If MuslimGirl was started as a way for high school girls to connect with one another and share experiences, it has now evolved into something far more all-encompassing for young Muslim women across the world. The subjects covered range from fashion to faith, with articles on everything from reports on the presidential campaign to opinion pieces about sexual harassment.

"It's about how to survive as a young Muslim woman trying to navigate a society where you're under attack constantly for your religion," Amani says. "Every time we, as Muslim women, are spoken about, it's never in our own voices. When we are represented in the media, or when our opinions are being put forth, it is rarely coming from us. That's really the core of what the website's about: reclaiming our narratives, our identity and the way we put ourselves forward to the world."

Indeed, the site's strapline – "Muslim women talk back" – couldn't be plainer.

While Amani is helping to challenge and change perceptions of Muslim women with her website, she is also a pioneering figure in an industry where women have not always had the warmest welcome, and in which veiled women are even more of a rarity. "You don't see women of colour in the tech world too often," she says. "That's extraordinary for us, as is the recognition we're receiving for our work."


Every time we, as Muslim women, are spoken about, it's never in our own voices. When we are represented in the media it is rarely coming from us
MuslimGirl founder Amani Al-Khatahtbeh in Brooklyn; and ringing the NASDAQ opening bell in New York in January


It might be hard to believe given the figures – MuslimGirl is averaging one million unique users a month – but Amani only started working on the site full time in the last year, and up until now it has been a volunteer initiative. Since devoting all her time to the website (after graduating from Rutgers university in 2014, Amani, like most others her age, worked on the site around a nine-to-five), Amani has seen readership of MuslimGirl in the Middle East increase by 500 per cent. Non-Muslim readership has grown significantly, too.

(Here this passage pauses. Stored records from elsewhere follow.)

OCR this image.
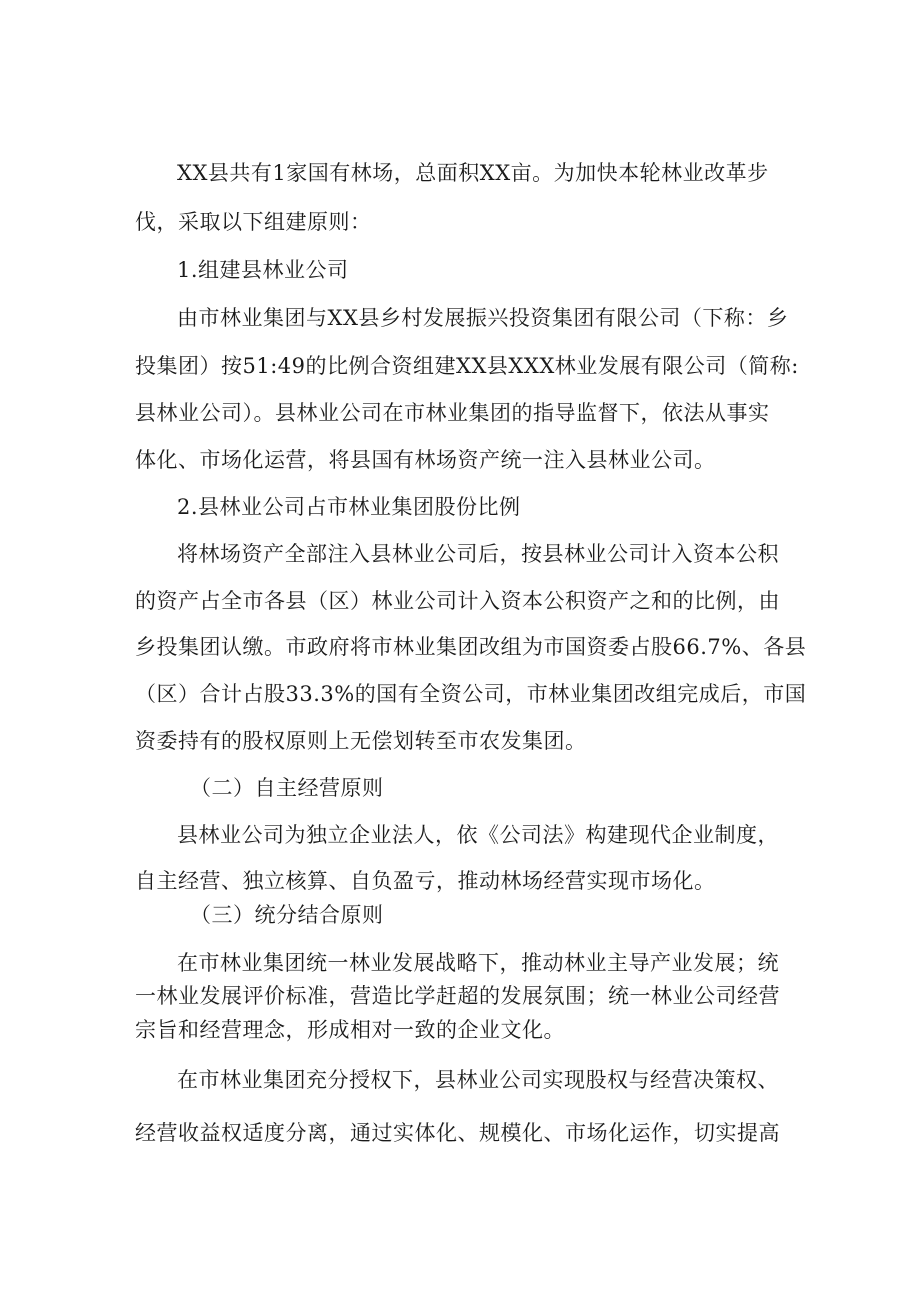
XX县共有1家国有林场，总面积XX亩。为加快本轮林业改革步

伐，采取以下组建原则：

1.组建县林业公司

由市林业集团与XX县乡村发展振兴投资集团有限公司（下称：乡

投集团）按51:49的比例合资组建XX县XXX林业发展有限公司（简称:

县林业公司）。县林业公司在市林业集团的指导监督下，依法从事实

体化、市场化运营，将县国有林场资产统一注入县林业公司。

2.县林业公司占市林业集团股份比例

将林场资产全部注入县林业公司后，按县林业公司计入资本公积

的资产占全市各县（区）林业公司计入资本公积资产之和的比例，由

乡投集团认缴。市政府将市林业集团改组为市国资委占股66.7%、各县

（区）合计占股33.3%的国有全资公司，市林业集团改组完成后，市国

资委持有的股权原则上无偿划转至市农发集团。

（二）自主经营原则

县林业公司为独立企业法人，依《公司法》构建现代企业制度，

自主经营、独立核算、自负盈亏，推动林场经营实现市场化。

（三）统分结合原则

在市林业集团统一林业发展战略下，推动林业主导产业发展；统

一林业发展评价标准，营造比学赶超的发展氛围；统一林业公司经营

宗旨和经营理念，形成相对一致的企业文化。

在市林业集团充分授权下，县林业公司实现股权与经营决策权、

经营收益权适度分离，通过实体化、规模化、市场化运作，切实提高
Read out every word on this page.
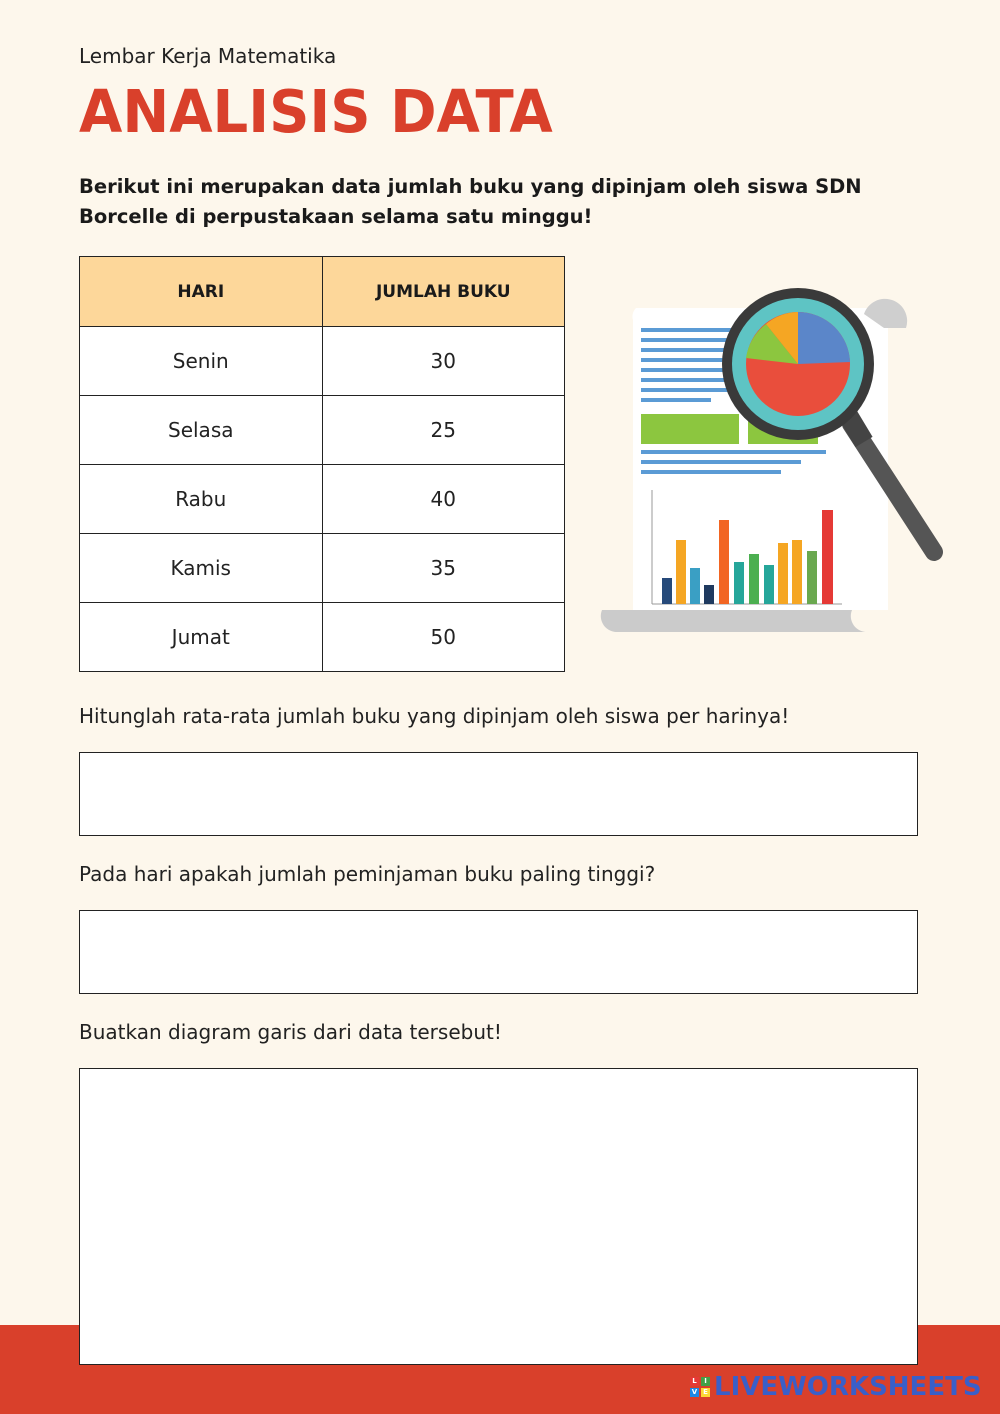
Lembar Kerja Matematika
ANALISIS DATA
Berikut ini merupakan data jumlah buku yang dipinjam oleh siswa SDN Borcelle di perpustakaan selama satu minggu!
HARI	JUMLAH BUKU
Senin	30
Selasa	25
Rabu	40
Kamis	35
Jumat	50
Hitunglah rata-rata jumlah buku yang dipinjam oleh siswa per harinya!
Pada hari apakah jumlah peminjaman buku paling tinggi?
Buatkan diagram garis dari data tersebut!
L	I
V E LIVEWORKSHEETS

"The response has been overwhelmingly positive and I am so grateful for how supportive the Muslim American community has been, but also for the way MuslimGirl has been received by the non-Muslim public. For a lot of non-Muslims they are able to find something in MuslimGirl that they can relate to, and they're seeing a different face to Islam than the one that is often shoved down people's throats."

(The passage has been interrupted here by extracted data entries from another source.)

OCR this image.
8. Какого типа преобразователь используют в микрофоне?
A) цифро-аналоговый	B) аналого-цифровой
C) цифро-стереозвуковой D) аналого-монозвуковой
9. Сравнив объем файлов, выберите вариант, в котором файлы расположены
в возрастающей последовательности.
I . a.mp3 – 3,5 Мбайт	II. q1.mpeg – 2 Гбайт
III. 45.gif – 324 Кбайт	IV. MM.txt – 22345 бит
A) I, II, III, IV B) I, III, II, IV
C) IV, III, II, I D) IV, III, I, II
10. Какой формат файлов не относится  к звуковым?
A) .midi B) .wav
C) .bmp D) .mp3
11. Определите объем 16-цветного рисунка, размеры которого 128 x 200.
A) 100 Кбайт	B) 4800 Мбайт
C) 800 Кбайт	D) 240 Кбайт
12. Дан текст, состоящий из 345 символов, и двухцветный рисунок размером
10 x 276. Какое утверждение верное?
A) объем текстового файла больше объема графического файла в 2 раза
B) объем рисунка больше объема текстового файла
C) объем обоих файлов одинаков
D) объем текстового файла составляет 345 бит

And that's why, as Amani says, MuslimGirl is more than just a tech initiative. It's about changing the image and stereotype surrounding "Muslim women, the Muslim people and of Islam," she says. "We want to show that we're not a monolith, that our community is made up of diverse experiences and opinions, and that in so doing we might be able to have an actual impact on policies."

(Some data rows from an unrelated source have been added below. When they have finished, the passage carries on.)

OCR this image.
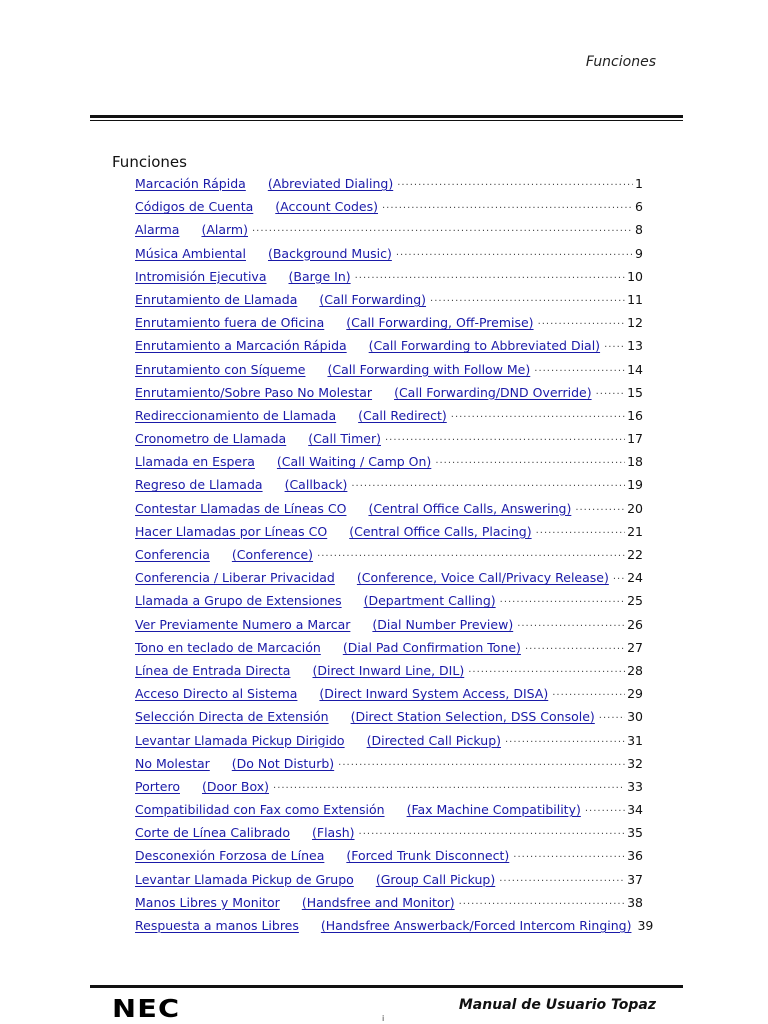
Funciones
Funciones
Marcación Rápida (Abreviated Dialing) ·····	1
Códigos de Cuenta (Account Codes) ·····	6
Alarma (Alarm) ·····	8
Música Ambiental (Background Music) ·····	9
Intromisión Ejecutiva (Barge In) ·····	10
Enrutamiento de Llamada (Call Forwarding) ·····	11
Enrutamiento fuera de Oficina (Call Forwarding, Off-Premise) ·····	12
Enrutamiento a Marcación Rápida (Call Forwarding to Abbreviated Dial) ····· 13
Enrutamiento con Síqueme (Call Forwarding with Follow Me) ·····	14
Enrutamiento/Sobre Paso No Molestar (Call Forwarding/DND Override) ·····	15
Redireccionamiento de Llamada (Call Redirect) ·····	16
Cronometro de Llamada (Call Timer) ·····	17
Llamada en Espera (Call Waiting / Camp On) ·····	18
Regreso de Llamada (Callback) ·····	19
Contestar Llamadas de Líneas CO (Central Office Calls, Answering) ·····	20
Hacer Llamadas por Líneas CO (Central Office Calls, Placing) ·····	21
Conferencia (Conference) ·····	22
Conferencia / Liberar Privacidad (Conference, Voice Call/Privacy Release) ····· 24
Llamada a Grupo de Extensiones (Department Calling) ·····	25
Ver Previamente Numero a Marcar (Dial Number Preview) ·····	26
Tono en teclado de Marcación (Dial Pad Confirmation Tone) ·····	27
Línea de Entrada Directa (Direct Inward Line, DIL) ·····	28
Acceso Directo al Sistema (Direct Inward System Access, DISA) ·····	29
Selección Directa de Extensión (Direct Station Selection, DSS Console) ·····	30
Levantar Llamada Pickup Dirigido (Directed Call Pickup) ·····	31
No Molestar (Do Not Disturb) ·····	32
Portero (Door Box) ·····	33
Compatibilidad con Fax como Extensión (Fax Machine Compatibility) ·····	34
Corte de Línea Calibrado (Flash) ·····	35
Desconexión Forzosa de Línea (Forced Trunk Disconnect) ·····	36
Levantar Llamada Pickup de Grupo (Group Call Pickup) ·····	37
Manos Libres y Monitor (Handsfree and Monitor) ·····	38
Respuesta a manos Libres (Handsfree Answerback/Forced Intercom Ringing) 39
NEC	Manual de Usuario Topaz
i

Did Amani ever imagine that a blog she started in her bedroom as a teenager would not only be read by people all over the world, but would become her bread and butter? "I always hoped and dreamed that what I would do with my life would have to do with changing people's perceptions about Islam and the Muslim people, but I don't know that I ever imagined it would all be due to something that I started when I was 17 years old," Amani says. "I think that's the biggest thing to surprise me in all of this."